O’Leary’s legacy at Leeds is so complex that a
one-size-fits-all verdict is impossible to reach.
The club’s supporters remember his football as some of the
best they have seen in 30 years. Since Leeds’ Division One title win in 1992,
only current boss Marcelo Bielsa has created comparable electricity. But within
the game, O’Leary’s manner and personality made enemies. Ridsdale later claimed
that by the time O’Leary was sacked in 2002, as many as 10 players were
refusing to play for him.

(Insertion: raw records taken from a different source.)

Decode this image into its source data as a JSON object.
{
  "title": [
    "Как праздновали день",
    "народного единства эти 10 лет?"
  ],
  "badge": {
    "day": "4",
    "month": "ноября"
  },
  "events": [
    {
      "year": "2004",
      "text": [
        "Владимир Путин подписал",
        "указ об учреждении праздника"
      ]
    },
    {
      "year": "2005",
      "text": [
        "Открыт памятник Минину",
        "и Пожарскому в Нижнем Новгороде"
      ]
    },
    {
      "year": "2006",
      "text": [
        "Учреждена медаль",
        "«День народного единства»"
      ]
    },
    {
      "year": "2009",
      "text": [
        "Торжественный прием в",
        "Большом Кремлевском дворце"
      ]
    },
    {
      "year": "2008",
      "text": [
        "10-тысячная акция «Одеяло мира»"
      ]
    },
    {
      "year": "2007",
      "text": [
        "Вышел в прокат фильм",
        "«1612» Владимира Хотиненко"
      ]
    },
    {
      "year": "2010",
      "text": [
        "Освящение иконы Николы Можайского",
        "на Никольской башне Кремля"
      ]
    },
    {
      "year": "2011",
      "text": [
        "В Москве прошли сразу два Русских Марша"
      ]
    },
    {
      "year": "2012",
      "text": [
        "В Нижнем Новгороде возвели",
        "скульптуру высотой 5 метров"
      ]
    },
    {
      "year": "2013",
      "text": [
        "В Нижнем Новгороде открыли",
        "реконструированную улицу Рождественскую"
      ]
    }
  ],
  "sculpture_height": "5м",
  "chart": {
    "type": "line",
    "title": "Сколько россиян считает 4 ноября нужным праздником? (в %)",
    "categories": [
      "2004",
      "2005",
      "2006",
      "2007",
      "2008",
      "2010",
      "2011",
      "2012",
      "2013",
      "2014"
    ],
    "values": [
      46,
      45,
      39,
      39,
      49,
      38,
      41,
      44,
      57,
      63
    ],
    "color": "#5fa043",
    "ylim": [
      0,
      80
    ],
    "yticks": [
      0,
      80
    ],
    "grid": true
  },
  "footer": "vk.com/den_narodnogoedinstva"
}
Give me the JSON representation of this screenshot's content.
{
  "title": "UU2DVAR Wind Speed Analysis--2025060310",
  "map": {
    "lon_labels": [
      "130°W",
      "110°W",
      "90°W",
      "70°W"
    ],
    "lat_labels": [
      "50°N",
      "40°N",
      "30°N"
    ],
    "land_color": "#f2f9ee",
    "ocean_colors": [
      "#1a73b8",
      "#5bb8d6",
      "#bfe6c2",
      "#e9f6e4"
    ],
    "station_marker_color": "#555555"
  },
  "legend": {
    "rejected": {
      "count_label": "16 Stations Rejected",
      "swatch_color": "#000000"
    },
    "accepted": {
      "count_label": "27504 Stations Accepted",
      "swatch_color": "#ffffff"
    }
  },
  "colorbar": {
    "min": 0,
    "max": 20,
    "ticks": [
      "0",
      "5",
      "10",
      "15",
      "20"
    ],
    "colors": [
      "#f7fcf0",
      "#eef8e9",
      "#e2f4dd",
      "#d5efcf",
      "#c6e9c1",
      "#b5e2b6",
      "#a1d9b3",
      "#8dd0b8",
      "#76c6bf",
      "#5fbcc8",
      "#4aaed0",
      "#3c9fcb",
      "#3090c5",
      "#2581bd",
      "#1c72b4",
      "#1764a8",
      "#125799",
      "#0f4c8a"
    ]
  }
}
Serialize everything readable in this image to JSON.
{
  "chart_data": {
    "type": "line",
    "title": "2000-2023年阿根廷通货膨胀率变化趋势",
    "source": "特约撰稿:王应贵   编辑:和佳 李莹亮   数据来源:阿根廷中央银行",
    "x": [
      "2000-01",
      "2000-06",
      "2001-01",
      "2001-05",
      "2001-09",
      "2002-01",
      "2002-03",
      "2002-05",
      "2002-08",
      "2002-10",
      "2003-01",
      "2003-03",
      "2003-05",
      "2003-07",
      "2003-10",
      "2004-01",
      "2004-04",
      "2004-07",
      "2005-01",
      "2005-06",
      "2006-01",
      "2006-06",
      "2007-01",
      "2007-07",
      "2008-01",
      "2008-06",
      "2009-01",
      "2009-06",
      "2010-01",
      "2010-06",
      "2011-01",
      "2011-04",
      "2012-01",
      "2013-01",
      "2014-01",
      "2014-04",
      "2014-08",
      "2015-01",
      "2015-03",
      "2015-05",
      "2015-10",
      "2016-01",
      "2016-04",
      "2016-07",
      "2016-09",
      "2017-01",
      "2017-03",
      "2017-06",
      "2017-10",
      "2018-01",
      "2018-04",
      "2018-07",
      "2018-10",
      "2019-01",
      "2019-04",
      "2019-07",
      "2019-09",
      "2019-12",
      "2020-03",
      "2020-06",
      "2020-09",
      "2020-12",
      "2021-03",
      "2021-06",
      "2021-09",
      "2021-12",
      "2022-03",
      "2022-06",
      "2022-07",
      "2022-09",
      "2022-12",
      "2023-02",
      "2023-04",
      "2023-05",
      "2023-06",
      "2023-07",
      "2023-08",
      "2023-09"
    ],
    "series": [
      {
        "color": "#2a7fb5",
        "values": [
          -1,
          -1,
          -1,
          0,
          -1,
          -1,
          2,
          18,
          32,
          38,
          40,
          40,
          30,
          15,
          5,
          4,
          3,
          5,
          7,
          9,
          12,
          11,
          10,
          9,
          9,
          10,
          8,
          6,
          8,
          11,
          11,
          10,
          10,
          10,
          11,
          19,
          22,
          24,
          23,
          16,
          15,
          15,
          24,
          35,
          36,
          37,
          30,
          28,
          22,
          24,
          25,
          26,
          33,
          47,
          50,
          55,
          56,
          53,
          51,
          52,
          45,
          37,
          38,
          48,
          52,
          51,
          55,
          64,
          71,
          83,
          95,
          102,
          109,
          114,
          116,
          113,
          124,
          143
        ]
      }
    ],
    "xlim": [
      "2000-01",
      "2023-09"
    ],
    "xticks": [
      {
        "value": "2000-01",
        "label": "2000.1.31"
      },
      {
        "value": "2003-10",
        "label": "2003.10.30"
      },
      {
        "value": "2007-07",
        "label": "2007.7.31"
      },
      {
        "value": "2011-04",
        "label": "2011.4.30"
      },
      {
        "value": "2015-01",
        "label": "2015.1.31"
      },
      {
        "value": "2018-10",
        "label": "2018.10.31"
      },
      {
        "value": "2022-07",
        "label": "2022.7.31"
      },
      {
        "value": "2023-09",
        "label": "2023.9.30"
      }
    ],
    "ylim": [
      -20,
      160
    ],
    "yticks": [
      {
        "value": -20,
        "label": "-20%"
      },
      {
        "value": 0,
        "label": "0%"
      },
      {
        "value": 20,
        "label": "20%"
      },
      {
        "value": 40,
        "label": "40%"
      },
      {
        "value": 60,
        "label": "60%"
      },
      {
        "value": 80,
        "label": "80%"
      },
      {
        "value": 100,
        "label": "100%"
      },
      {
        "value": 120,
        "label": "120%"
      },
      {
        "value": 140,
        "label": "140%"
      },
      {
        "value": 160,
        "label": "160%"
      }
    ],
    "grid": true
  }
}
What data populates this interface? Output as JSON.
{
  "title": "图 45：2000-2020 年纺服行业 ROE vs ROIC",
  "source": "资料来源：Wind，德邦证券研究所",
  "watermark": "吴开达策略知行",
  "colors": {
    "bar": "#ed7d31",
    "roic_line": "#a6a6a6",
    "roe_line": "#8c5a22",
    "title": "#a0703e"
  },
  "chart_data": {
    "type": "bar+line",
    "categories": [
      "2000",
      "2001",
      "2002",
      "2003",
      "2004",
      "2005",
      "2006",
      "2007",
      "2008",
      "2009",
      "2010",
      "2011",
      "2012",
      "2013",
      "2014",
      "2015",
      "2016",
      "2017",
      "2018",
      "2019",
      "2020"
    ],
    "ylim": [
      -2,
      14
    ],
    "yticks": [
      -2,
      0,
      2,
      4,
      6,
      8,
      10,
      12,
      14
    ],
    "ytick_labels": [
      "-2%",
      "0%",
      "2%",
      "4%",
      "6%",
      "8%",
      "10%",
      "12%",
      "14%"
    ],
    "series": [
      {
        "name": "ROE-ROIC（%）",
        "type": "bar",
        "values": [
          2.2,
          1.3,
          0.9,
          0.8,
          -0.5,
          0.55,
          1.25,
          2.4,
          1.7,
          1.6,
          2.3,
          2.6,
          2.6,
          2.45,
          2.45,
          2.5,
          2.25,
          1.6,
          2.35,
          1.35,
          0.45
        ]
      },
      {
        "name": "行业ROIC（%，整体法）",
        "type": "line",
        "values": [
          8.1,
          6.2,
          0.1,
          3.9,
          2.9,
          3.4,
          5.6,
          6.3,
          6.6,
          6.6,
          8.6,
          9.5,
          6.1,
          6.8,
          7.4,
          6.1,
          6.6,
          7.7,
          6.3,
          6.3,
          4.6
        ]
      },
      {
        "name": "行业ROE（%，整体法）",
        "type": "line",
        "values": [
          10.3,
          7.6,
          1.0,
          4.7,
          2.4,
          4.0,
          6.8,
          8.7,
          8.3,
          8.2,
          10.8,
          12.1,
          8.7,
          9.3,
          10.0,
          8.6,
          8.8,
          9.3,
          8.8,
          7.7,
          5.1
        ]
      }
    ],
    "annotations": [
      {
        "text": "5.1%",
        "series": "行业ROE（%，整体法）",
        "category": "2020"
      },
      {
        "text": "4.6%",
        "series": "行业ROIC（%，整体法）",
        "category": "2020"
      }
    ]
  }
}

The Yorkshire Evening Post marked his dismissal with
a scathing editorial, accusing O’Leary of “toe-curling arrogance”. His next
job, at Aston Villa, was his last in English football, and his only post since
then was a nine-month stint at Shabab Al-Ahli Dubai FC in the 2010-11 season.
Before that there were happier times; times when anything
seemed possible — league titles, European Cups, the trophies which were never
lifted. Molenaar says O’Leary opened the door to ambition, even though it meant
the end for players like himself (the following season, Leeds paid West Ham £18
million for Rio Ferdinand).
“It’s pretty simple,” Molenaar says. “The football shifted
from defence to dominance. Because of the shift, Leeds were playing this great
attacking style and going for prizes. Who doesn’t want that?”